While I was looking for Sun hardware on eBay, I noticed a few SGI machines, specifically Octane and Origin2000. The Octane was interesting but was still priced very highly. The Origin2000 I saw was a working 32-CPU machine with something like 8GB RAM (forget the exact figures now). I desperately wanted one of these, I figured I'd much rather learn IRIX than Solaris, although I had no idea what the state of SGIs hardware was these days. I figured since UNIX is standardised, that learning IRIX would make a transition to Solaris easier one day. Suffice to say that I saw fit to not buy the huge Origin server and I bought the Sun workstation I mentioned above.
Eventually I figured out what I was doing and then found that there was nothing else to do, it was running and there were no faults, so what else do I do? I got fed up and turned the machine off for some time. Since then I left the call centre to repair laptops. Still not exactly what I was looking for in a job!

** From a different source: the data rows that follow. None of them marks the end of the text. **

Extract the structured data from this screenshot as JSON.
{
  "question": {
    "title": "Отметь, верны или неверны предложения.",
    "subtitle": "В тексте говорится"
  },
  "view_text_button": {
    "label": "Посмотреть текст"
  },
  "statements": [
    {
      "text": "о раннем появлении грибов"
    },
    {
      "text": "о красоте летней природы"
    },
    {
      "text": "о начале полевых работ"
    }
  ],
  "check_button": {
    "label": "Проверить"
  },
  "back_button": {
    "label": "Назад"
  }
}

When Solaris10 launched earlier this year I decided to turn the U30 back on. I then found that the new interface (Java Desktop System) seemed a lot slower than Solaris9's Gnome interface, despite JDS being based on Gnome, and there was no way I was going to try CDE, I hate that with a passion! Anyway, the speed of the U30 was making it difficult to work in the GUI so I decided to look for an upgrade. I had my eye on a Blade100 or Blade150, which were selling for about £150 in February. While I was scouring eBay I found Octane had dropped in price and £200 would buy me a decent 300MHz R12000 along with monitor, keyboard, mouse and SpaceBall. Right, I'm having it. I've wanted SGI for 13 years, I'm having one now.
Oh dear! It started and it couldn't stop. Since February, I bought that Octane, two Octane2, an Origin200 and an OriginVault, not to mention all the monitors! I have 5 20"+ monitors now! I need to sell off a couple of machines and I think the Sun is going. I'll buy a newer, higher spec one some time, but I have no use for it anymore. My PC is now a 2.4GHz P4 with 1GB RAM, yet I still enjoy using my 360MHz and 400MHz Octane2s more.
I'm sure you can imagine I was gutted when I realised SGI weren't developing newer versions of IRIX other than updates. Then I realised that MIPS was pretty much finished, and SGI were doing the Itanium thing. I felt like I'd wasted my money, but then I realised that IRIX is fun to use and it makes me smile everytime I power up, so I don't care. I wish I'd found the money and bought into SGI years ago now!
Long story I know, but I like to be thorough!